In spite of the randomized placebo-controlled nature of this trial, our analysis was constrained to a 12-week follow-up, thus precluding long-term assessment of the effects of estriol. Some authors have reported an increased absorption in atrophic compared to estrogenized vaginal tissues and a differential expression of estrogen receptors in the vaginal walls of pre- and post-menopausal women.27,28 Although these observations likely rule out increased absorption of estriol by the well estrogenized epithelium and, consequently, safety concerns after prolonged treatment, long-term studies may be needed to assess the sustained safety and effectivity throughout the prescribed adjuvant treatment. It is also worth mentioning that the scarcity of previous data regarding the change of FSH in patients treated with estriol vaginal gels precluded a formal estimation of sample size; however, the results of a previous analysis of FSH change in these patients suggested that the size of our sample should be large enough to identify significant changes in FSH levels.24 Given that our results indicate that the 0.005% estriol gel preparation is effective and safe, further studies using a larger sample size (with a balanced randomization) to assess long-term effects are warranted.

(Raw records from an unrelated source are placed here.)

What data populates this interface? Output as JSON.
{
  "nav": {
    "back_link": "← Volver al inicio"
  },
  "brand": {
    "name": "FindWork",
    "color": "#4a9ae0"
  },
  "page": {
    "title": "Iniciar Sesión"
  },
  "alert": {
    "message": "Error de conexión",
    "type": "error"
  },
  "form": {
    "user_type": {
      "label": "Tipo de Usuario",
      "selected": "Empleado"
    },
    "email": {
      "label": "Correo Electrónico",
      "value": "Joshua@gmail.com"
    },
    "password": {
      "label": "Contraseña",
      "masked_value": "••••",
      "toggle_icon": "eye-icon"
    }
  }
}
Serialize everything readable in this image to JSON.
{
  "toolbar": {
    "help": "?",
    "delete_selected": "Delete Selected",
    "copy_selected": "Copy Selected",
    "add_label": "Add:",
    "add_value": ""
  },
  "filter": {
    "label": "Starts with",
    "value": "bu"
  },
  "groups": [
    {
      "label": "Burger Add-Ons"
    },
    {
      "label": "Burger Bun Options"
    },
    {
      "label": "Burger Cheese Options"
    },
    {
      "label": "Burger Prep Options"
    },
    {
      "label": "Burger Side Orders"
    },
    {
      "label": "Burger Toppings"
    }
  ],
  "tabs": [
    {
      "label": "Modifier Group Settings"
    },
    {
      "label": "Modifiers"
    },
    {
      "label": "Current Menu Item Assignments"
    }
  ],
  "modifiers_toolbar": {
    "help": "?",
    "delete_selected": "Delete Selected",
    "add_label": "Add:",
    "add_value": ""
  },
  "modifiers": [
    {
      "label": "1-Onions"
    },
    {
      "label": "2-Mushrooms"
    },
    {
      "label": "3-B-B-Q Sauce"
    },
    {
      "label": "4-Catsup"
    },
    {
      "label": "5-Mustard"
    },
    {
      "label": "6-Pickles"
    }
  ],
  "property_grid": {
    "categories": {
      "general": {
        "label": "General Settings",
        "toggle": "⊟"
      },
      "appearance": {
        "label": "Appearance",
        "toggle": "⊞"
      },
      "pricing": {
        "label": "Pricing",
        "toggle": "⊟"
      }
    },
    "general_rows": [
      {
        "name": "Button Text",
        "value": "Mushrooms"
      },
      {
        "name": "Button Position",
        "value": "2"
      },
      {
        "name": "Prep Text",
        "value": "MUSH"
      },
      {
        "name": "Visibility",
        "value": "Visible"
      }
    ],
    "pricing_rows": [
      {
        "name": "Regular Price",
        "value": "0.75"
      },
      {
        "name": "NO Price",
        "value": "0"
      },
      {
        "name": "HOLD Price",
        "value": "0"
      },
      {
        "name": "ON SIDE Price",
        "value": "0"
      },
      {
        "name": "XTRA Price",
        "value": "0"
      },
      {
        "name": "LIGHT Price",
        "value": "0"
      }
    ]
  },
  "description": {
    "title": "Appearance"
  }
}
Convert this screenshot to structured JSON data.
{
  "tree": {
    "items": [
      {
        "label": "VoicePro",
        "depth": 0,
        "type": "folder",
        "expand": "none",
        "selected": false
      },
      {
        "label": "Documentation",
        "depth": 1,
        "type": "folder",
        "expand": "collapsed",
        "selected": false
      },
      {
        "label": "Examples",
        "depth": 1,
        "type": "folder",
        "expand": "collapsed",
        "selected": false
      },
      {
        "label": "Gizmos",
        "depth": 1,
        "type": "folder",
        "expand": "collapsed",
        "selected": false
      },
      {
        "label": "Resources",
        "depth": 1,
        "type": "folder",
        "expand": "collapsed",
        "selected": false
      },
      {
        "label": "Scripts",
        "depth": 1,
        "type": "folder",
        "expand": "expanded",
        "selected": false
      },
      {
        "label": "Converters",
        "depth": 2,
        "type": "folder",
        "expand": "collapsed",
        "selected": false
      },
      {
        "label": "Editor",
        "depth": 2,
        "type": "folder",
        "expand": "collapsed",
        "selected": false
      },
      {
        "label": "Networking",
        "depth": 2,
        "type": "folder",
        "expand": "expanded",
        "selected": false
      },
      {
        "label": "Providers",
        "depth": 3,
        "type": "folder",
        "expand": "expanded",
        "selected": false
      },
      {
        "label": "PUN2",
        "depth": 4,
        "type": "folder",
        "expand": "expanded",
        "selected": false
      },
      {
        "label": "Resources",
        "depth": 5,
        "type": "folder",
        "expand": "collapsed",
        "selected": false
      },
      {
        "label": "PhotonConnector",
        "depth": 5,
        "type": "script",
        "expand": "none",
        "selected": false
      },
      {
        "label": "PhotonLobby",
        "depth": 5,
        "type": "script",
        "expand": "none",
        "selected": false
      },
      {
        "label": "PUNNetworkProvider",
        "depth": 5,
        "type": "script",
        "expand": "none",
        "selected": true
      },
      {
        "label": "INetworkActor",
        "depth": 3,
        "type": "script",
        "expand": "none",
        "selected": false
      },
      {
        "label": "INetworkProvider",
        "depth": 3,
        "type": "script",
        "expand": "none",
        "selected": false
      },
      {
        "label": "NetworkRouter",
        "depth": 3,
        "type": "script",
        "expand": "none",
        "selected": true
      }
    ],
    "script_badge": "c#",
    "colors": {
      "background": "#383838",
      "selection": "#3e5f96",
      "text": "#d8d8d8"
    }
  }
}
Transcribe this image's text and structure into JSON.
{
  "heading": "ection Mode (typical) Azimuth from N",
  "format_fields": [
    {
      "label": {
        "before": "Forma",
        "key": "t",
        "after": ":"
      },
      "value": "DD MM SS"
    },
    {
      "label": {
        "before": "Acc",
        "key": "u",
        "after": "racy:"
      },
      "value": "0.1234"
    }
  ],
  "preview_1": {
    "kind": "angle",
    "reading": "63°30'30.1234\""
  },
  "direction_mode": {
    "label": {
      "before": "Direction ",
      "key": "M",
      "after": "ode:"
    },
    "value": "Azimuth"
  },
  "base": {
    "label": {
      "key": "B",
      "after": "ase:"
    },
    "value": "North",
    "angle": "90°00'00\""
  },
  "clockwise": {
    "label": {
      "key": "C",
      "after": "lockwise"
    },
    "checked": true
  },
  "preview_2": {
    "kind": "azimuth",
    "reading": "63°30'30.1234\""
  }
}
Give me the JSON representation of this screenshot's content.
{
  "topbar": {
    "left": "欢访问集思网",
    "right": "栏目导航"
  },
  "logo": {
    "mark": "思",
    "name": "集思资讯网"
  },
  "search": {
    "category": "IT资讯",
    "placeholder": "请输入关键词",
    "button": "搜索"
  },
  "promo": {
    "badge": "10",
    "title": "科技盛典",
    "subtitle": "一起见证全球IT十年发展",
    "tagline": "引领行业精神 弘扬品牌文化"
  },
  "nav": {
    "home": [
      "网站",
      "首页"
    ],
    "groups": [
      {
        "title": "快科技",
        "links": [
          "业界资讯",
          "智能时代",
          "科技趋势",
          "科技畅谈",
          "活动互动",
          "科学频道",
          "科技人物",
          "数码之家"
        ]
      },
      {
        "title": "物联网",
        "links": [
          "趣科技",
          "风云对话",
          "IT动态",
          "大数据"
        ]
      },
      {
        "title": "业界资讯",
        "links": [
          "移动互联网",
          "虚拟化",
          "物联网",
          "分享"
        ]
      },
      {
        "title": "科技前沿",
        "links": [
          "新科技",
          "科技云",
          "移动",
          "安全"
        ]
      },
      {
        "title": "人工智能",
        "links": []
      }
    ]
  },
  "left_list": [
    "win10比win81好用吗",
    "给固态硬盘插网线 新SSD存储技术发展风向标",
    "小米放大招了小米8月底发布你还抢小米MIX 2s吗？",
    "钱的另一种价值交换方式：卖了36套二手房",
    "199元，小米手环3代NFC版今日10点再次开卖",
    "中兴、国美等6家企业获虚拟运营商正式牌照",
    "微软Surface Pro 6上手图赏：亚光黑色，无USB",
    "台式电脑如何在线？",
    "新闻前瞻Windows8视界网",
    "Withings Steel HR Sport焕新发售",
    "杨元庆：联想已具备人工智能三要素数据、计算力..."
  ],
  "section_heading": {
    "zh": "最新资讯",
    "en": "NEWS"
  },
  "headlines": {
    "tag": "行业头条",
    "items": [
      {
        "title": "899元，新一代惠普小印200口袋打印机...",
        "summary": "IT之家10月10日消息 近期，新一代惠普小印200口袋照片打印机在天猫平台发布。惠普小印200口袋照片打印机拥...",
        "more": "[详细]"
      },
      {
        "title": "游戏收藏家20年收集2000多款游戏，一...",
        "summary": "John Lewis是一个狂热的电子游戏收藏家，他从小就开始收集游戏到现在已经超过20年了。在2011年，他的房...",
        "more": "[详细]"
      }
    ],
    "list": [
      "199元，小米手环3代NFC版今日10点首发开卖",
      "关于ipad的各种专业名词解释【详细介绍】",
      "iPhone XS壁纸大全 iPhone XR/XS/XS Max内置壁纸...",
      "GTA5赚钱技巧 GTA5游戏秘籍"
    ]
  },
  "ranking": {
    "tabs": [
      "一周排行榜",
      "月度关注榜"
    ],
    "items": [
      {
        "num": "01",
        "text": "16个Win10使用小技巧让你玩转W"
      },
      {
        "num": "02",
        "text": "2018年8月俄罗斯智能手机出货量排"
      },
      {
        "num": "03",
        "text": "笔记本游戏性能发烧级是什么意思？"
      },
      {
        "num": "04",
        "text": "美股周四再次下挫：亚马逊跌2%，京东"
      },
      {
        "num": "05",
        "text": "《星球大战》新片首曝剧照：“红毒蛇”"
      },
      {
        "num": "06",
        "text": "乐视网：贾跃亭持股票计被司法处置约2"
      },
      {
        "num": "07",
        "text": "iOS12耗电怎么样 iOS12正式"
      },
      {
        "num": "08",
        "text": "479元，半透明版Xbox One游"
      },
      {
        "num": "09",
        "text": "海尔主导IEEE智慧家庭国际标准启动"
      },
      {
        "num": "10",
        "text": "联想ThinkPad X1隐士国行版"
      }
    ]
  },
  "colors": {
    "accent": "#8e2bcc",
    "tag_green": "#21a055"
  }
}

Our results provide clinical evidence on the efficacy of 0.005% estriol vaginal gel in postmenopausal breast cancer survivors treated with NSAI. Despite the ultra-low dose of estriol, the application of the gel is safe and improves vaginal symptoms and signs, including vaginal pH and maturation, associated with the depletion of estrogens that occurs in these patients, resulting in improved sexual function. The negligible impact of the product on the levels of estrogens, FSH, and LH supports the safe use of this ultra-low dose estriol vaginal gel as a treatment option for vulvovaginal atrophy in BSCs receiving NSAIs.
The authors would like to thank i2e3 Biomedical Research Institute for providing medical writing support during the preparation of the manuscript.